Re: Confused by a derivation.

[Ludwik Kowalski <kowalskiL@MAIL.MONTCLAIR.EDU>]

MY DILEMMA WAS SOLVED. IT HAPPENED AS I WAS
EXPLAINING WHAT CONFUSED ME. LET ME POST
WHAT I WROTE, THE CONTENT IS NOT DIFFERENT
FROM WHAT BOB POSTED TODAY (AND WHAT JOHND
WAS SAYING IN THE MESSAGE SHOWN BELOW)
Ludwik Kowalski
**********************************************
Referring to this:

> I am not very happy; perhaps somebody else
> will come with an acceptable derivation.

JohnD, wrote:

> If somebody sees a problem, please explain. …..
> I don't understand what there is to be unhappy about.

Let me try to better (?) explain my concern. The problem is
to calculate E in the narrow gap between the identical parallel
plates, one with the net charges +Q and ?Q.

1) Here is how the problem is solved in many textbooks.
    The electric field of a single isolated plane of charge,
     on each side, is sigma/(2*eps_o); this comes from
     Gauss’s Law. We have two such planes. They reinforce
     each other in the gap and cancel each other outside the
     gap. Therefore the net E=sigma/eps_o.

2) What is wrong with the above? Nothing. Except it is
    a different problem. It is not at all obvious that the field
    due to two isolated planes of charge is the same as the
    field due to charges residing on conducting plates.

3) I agree with JohnD that a single metallic plate carrying
    a charge +Q (distributed uniformly on both sides) will
    have the field sigma/(2*eps_o) on each side. This is
    exactly the same as the field from a single isolated
    plane carrying the same total charge +Q.

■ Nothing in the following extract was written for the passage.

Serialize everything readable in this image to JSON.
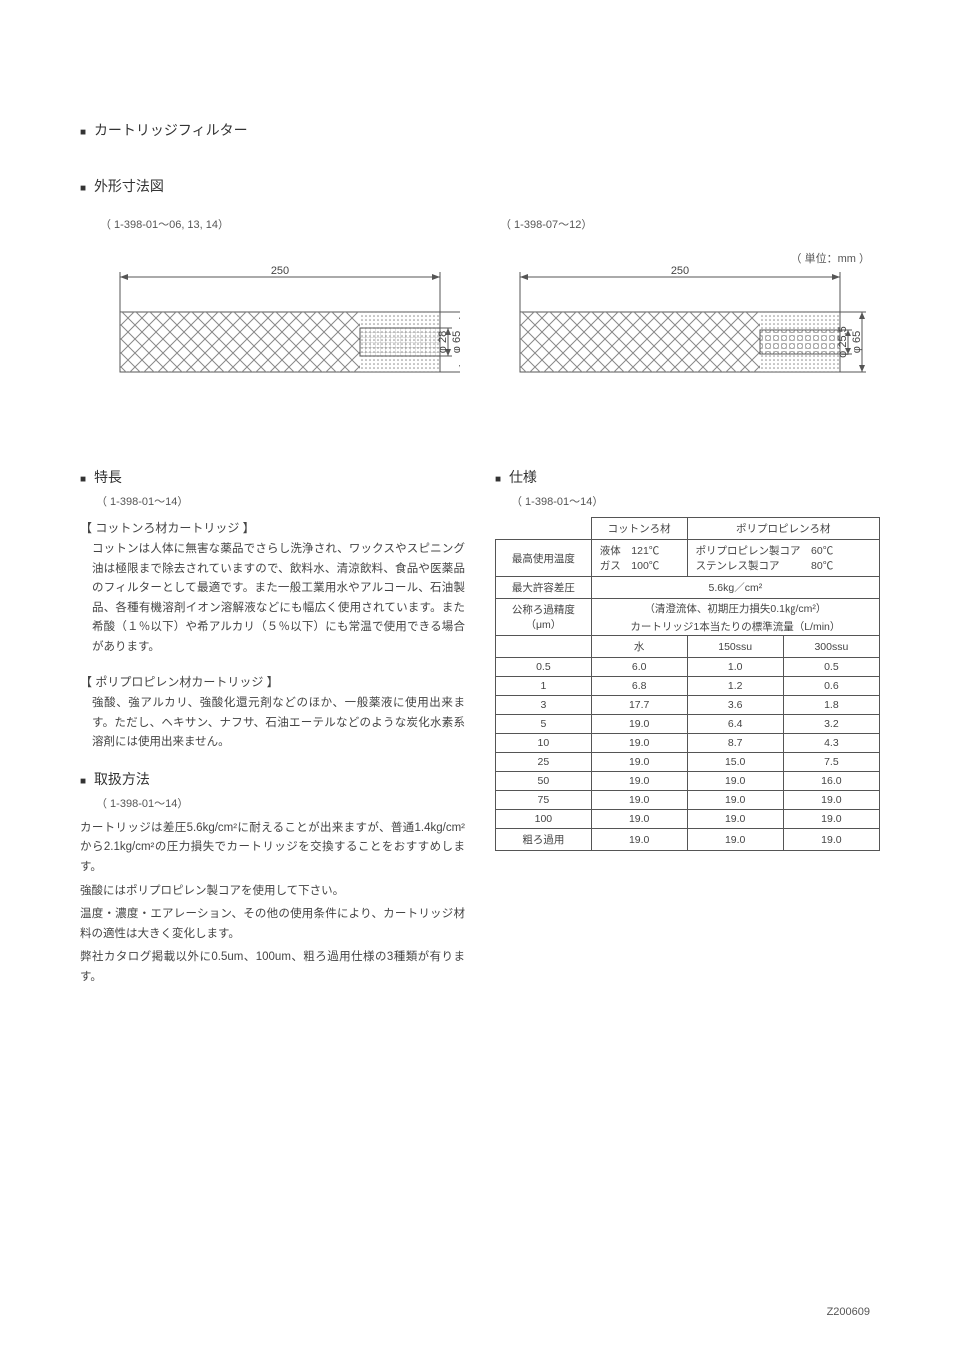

    But the similarity ends when the plane carrying the net
    charge ?Q is brought to create a narrow gap. If the layers
    of sigma are immobilized then we have a superposition
    of two fields. Nothing is changed in the distributions of
    +Q and ?Q.

4) For metallic plates, however, the distributions of +Q and
    ?Q are no longer the same as they were before the gap was
    created. Instead of being distributed on both sides of
    conductive plates the charges are distributed only on
    sides facing each other.

5) Applying Gauss’s law we can show that the uniform
    field created by +Q is +sigma’/eps_o while that created
    by ?Q is ?sigma’/eps_o. By the principle of superposition
    the net field in the gap should be E’=2*sigma’/eps_o.
    How does this compare with E=sigma/eps_o due to the
    isolated layers of +Q and ?Q?

    E and E’ would be identical if sigma=2*sigma’. Is this
    justifiable? Yes, it is. That is what JohnD and Bob were
    saying. Hmm, I have just convinced myself that two
    problems have identical solutions.

THANKS TO ALL WHO RESPONDED.

John Denker wrote:

1) There is a slightly unfortunate ambiguity in the definition
of area:  If you buy some aluminum foil that is 2 feet wide
and 25 feet long, you've got 50 square feet of aluminum foil.
That's enough to cover 50 square feet of real estate.  But if
you want to paint it (both sides) you need to buy 100 square
feet worth of paint, so in this unusual sense your foil has
100 (not 50) square feet of "area" -- but when talking about
the two-sided area of thin objects you must be super-explicit
that you are referring to the two-sided area.

2) Every field line ends on a charge.

2a) For one plate of a parallel-plate capacitor, all the
field lines go out one side.  This is required by overall
charge neutrality (we're assuming the capacitor is being
operated as a 2-terminal device in accordance with
Kerchhoff's "law") so it remains true even for non-flat
capacitors (e.g. a coaxial cylindrical capacitor).

2b) For a single isolated flat plate, half the lines go
out one side and half go out the other.  This should be
obvious by symmetry for a flat plate.  It's not obvious
(and not true :-) for non-flat plates.

The maximum field (per unit charge) is 2x greater in
case (2a) than in case (2b).  I don't see a problem here.

If somebody sees a problem, please explain.